In 2009, 29.5 percent of all Texas adults were clinically obese, well ahead of the national rate of 27.1 percent.9 In the same year, two-thirds of all adult Texans were overweight or obese.
Texas employers pay a high price for the obesity epidemic. The Comptroller’s 2007 study estimated the costs to Texas businesses associated with obesity-related health care, absenteeism, disability and decreased productivity at $3.3 billion annually. According to new estimates, that amount has almost tripled, to $9.5 billion in 2009.
The Texas state demographer projects that, if current trends continue at the pace of the last 10 years, by 2030 36.7 percent of Texas adults will be obese, 36.4 percent will be overweight and only 26.9 percent will be at normal weight.10 New Comptroller estimates show that obesity could cost Texas businesses $32.5 billion annually by 2030.
Obesity also is a factor in the rising cost of health care and insurance. About 9.1 percent of all U.S. medical spending and nearly 13 percent of all private insurance spending can be attributed to obesity.11
In recognition of obesity’s impact on the workplace and the bottom line, many companies have started employee health and wellness programs to reduce absenteeism, lower insurance costs and improve productivity and morale. These programs produce a positive return on the investment needed to create them.12
Governments at the federal, state and local levels also are taking action, and Texas has become a national leader in this fight. It was among the first states to set nutritional standards for school lunches, breakfasts and snacks that exceed the federal standards, and to set standards for foods sold in school à la carte lines, stores and vending machines. In addition, physical education programs in Texas schools have received attention and some extra funding to work the other side of the “fewer calories, more activity” equation.

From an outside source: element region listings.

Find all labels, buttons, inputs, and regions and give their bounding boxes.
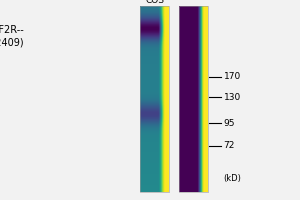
Bar xyxy=(179,6,208,192)
Text: 95: 95 xyxy=(224,119,235,128)
Text: 170: 170 xyxy=(224,72,241,81)
Text: IGF2R--: IGF2R-- xyxy=(0,25,24,35)
Text: 72: 72 xyxy=(224,141,235,150)
Text: 130: 130 xyxy=(224,93,241,102)
Text: (pSer2409): (pSer2409) xyxy=(0,38,24,48)
Text: COS: COS xyxy=(145,0,164,5)
Text: (kD): (kD) xyxy=(224,174,242,183)
Bar xyxy=(140,6,169,192)
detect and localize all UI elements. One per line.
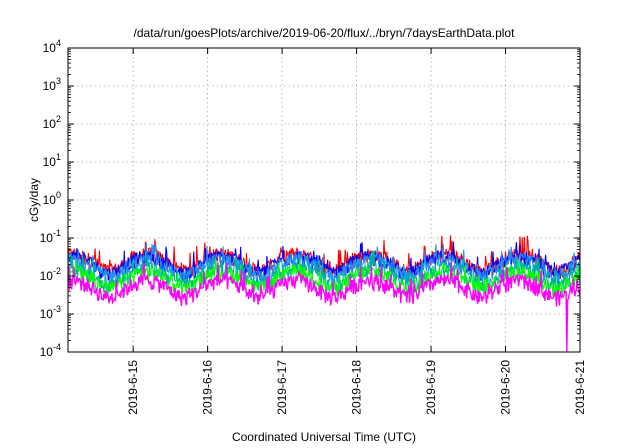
x-tick-label: 2019-6-18 — [350, 360, 364, 415]
y-tick-label: 100 — [43, 190, 61, 207]
y-tick-label: 10-3 — [40, 304, 61, 321]
series-line — [67, 262, 581, 353]
x-axis-ticks: 2019-6-15 2019-6-16 2019-6-17 2019-6-18 2019… — [126, 48, 587, 415]
x-axis-label: Coordinated Universal Time (UTC) — [232, 430, 416, 444]
x-tick-label: 2019-6-20 — [499, 360, 513, 415]
y-tick-label: 10-1 — [40, 228, 61, 245]
data-series-group — [67, 235, 581, 353]
y-tick-label: 101 — [43, 152, 61, 169]
y-tick-label: 104 — [43, 38, 61, 55]
y-axis-ticks: 10-4 10-3 10-2 10-1 100 101 102 103 104 — [40, 38, 580, 359]
y-axis-label: cGy/day — [27, 178, 41, 222]
x-tick-label: 2019-6-16 — [201, 360, 215, 415]
grid-lines — [68, 48, 580, 352]
x-tick-label: 2019-6-19 — [424, 360, 438, 415]
series-line — [67, 241, 581, 283]
x-tick-label: 2019-6-21 — [573, 360, 587, 415]
y-tick-label: 102 — [43, 114, 61, 131]
series-line — [67, 242, 581, 285]
x-tick-label: 2019-6-17 — [275, 360, 289, 415]
chart-title: /data/run/goesPlots/archive/2019-06-20/f… — [134, 26, 516, 40]
y-tick-label: 10-4 — [40, 342, 61, 359]
x-tick-label: 2019-6-15 — [126, 360, 140, 415]
series-line — [67, 258, 581, 298]
y-tick-label: 103 — [43, 76, 61, 93]
y-tick-label: 10-2 — [40, 266, 61, 283]
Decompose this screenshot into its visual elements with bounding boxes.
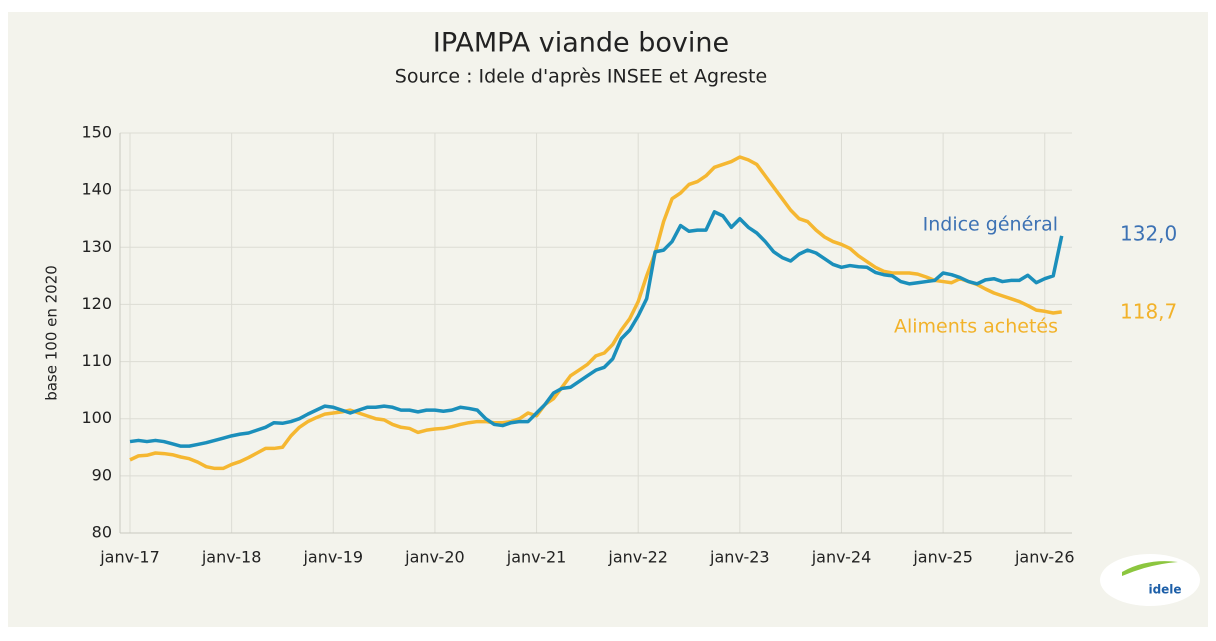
chart-subtitle: Source : Idele d'après INSEE et Agreste: [395, 66, 767, 88]
y-tick-label: 110: [81, 351, 112, 370]
series-line: [129, 210, 1064, 448]
logo-background: [1100, 554, 1200, 606]
chart-title: IPAMPA viande bovine: [433, 28, 729, 59]
logo-swoosh: [1122, 561, 1178, 576]
y-tick-label: 120: [81, 294, 112, 313]
value-label: 118,7: [1120, 300, 1177, 324]
y-tick-label: 90: [92, 465, 112, 484]
series-line: [129, 155, 1062, 471]
x-tick-label: janv-19: [302, 548, 363, 567]
y-tick-label: 100: [81, 408, 112, 427]
y-tick-label: 80: [92, 523, 112, 542]
x-tick-label: janv-21: [506, 548, 567, 567]
x-tick-label: janv-22: [607, 548, 668, 567]
chart-background: [8, 12, 1208, 627]
series-label: Aliments achetés: [894, 316, 1058, 338]
x-tick-label: janv-20: [404, 548, 465, 567]
x-tick-label: janv-24: [811, 548, 872, 567]
y-tick-label: 130: [81, 237, 112, 256]
x-tick-label: janv-18: [201, 548, 262, 567]
logo: idele: [1100, 554, 1200, 606]
x-tick-label: janv-17: [99, 548, 160, 567]
x-tick-label: janv-25: [912, 548, 973, 567]
series-label: Indice général: [923, 214, 1058, 236]
y-tick-label: 150: [81, 123, 112, 142]
logo-text: idele: [1148, 583, 1181, 597]
value-label: 132,0: [1120, 222, 1177, 246]
x-tick-label: janv-26: [1014, 548, 1075, 567]
y-tick-label: 140: [81, 180, 112, 199]
x-tick-label: janv-23: [709, 548, 770, 567]
y-axis-label: base 100 en 2020: [43, 265, 61, 401]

All links were valid at the time of publication. Changes to web sites not maintained by the office of the Texas Comptroller may not be reflected in the links below.
- 9 U.S. Centers for Disease Control and Prevention, “Behavioral Risk Factor Surveillance System: Prevalence and Trends Data: All States-2009,” (Last visited December 17, 2010.) Custom queries created.
- 10 Texas State Data Center and Office of the State Demographer, Obesity, Overweight and Normal Weight Projections for the State of Texas, 2007 to 2030 (San Antonio, Texas, August 2010), p. 1.
- 11 Eric A. Finkelstein, Justin G. Trogdon, Joel W. Cohen and William Dietz, “Annual Medical Spending Attributable To Obesity: Payer- And Service-Specific Estimates,” Health Affairs (July 27, 2009), p. w829, ; and Eric A. Finkelstein, Ian C. Fiebelkorn and Guijing Wang, “National Medical Spending Attributable To Overweight and Obesity: How Much, And Who’s Paying?” Health Affairs (May 14, 2003), p.W3-223, (Last visited December 17, 2010.)
- 12 U.S. Department of Health and Human Services, Prevention Makes Common “Cents,” (Washington, D.C., September 2003); and Texas Department of State Health Services, Building Healthy Texans: A Guide to Lower Health Care Costs and More Productive Employees (Austin, Texas), p. 6 (Last visited January 4, 2011.)